ALBUM REVIEW: Kero Kero Bonito’s ‘Time ‘n’ Place’ is a Spectacular Departure

The London trio comes through with a wild, genre-defying release.

Kero Kero Bonito’s newest album, Time ‘n’ Place, may be a goodbye from the radical positivity that made the London trio so distinct and likable, but it’s still spectacular.

Surprise dropped this week, Gus, Jamie, and Sarah’s newest effort is a stark contrast to the giddy fusion of J-Pop and Hip-Hop of 2016’s Bonito Generation, a departure foreshadowed on their more recent EP, TOTEP, and create noisy, psychedelic pop rock.

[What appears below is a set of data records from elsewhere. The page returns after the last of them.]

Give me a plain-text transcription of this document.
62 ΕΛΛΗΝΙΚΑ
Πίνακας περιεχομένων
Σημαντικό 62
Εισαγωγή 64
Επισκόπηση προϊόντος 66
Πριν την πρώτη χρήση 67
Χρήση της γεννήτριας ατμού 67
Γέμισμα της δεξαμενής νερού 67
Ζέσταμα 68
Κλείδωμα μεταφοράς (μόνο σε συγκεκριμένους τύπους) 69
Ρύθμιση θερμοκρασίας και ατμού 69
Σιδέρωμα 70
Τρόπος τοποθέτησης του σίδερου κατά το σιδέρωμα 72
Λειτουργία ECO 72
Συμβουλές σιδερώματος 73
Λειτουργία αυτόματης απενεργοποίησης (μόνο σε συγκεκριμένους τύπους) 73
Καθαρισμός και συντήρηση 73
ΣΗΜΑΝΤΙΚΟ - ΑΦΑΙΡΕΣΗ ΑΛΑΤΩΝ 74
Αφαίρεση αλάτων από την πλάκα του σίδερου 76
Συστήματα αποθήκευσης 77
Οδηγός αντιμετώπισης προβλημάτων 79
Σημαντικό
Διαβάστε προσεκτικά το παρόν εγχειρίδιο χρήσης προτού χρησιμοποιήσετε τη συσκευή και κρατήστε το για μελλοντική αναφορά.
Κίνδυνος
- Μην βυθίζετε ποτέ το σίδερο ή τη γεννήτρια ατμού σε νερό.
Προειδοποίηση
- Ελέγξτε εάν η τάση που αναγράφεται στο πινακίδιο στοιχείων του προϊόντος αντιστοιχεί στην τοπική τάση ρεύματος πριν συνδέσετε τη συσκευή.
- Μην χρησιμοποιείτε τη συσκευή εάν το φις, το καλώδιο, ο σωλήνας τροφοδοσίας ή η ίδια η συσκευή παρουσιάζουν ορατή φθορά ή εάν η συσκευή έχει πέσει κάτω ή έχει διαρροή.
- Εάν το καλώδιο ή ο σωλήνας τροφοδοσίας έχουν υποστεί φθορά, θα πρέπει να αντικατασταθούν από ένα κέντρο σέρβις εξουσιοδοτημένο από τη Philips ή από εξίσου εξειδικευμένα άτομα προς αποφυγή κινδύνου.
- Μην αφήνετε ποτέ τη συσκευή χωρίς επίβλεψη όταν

The most noticeable difference is the presence live drum kits and electric basses played by Gus and Jamie, adding a pop-punk feel to the album, especially on tracks like “Flyway.” Synthetic instrumentation still remains, especially abundant on “Time Today,” but is much more textured and used more sparsely in tandem with the live instruments. Some of the songs, such as “Visiting Hours” and “Swimming,” feel less original because of this, but the blend of these instrumental styles is most exciting when they contrast each other as much as possible, especially on the absolutely insane “Only Acting,” a song filled to the brim with surprises you must hear for yourself. The loud/soft dynamic on “Rest Stop” and the Krautrock-esque chord progression on “If I’d Known” are also examples of creativity overload from the band, the latter of which features a beautifully delivered rap verse from Jamie and an orgasmic guitar solo.

The lyrics on this album are also far more complex; the simplistic, sing-along style is swapped out for considerably more emotional lyrics detailing themes such as abusive relationships, declining mental health and the fear of mortality. Sarah still keeps it (relatively) light on some songs, such as the punky “Outside” and the folksy sing along “Sometimes,” but the lyrics still feel far more mature overall.

While Time ‘n’ Place may not be the unique ecstasy that KKB’s earlier work is, the band still comes through with a wild, genre-defying release that’s anything but unwelcome.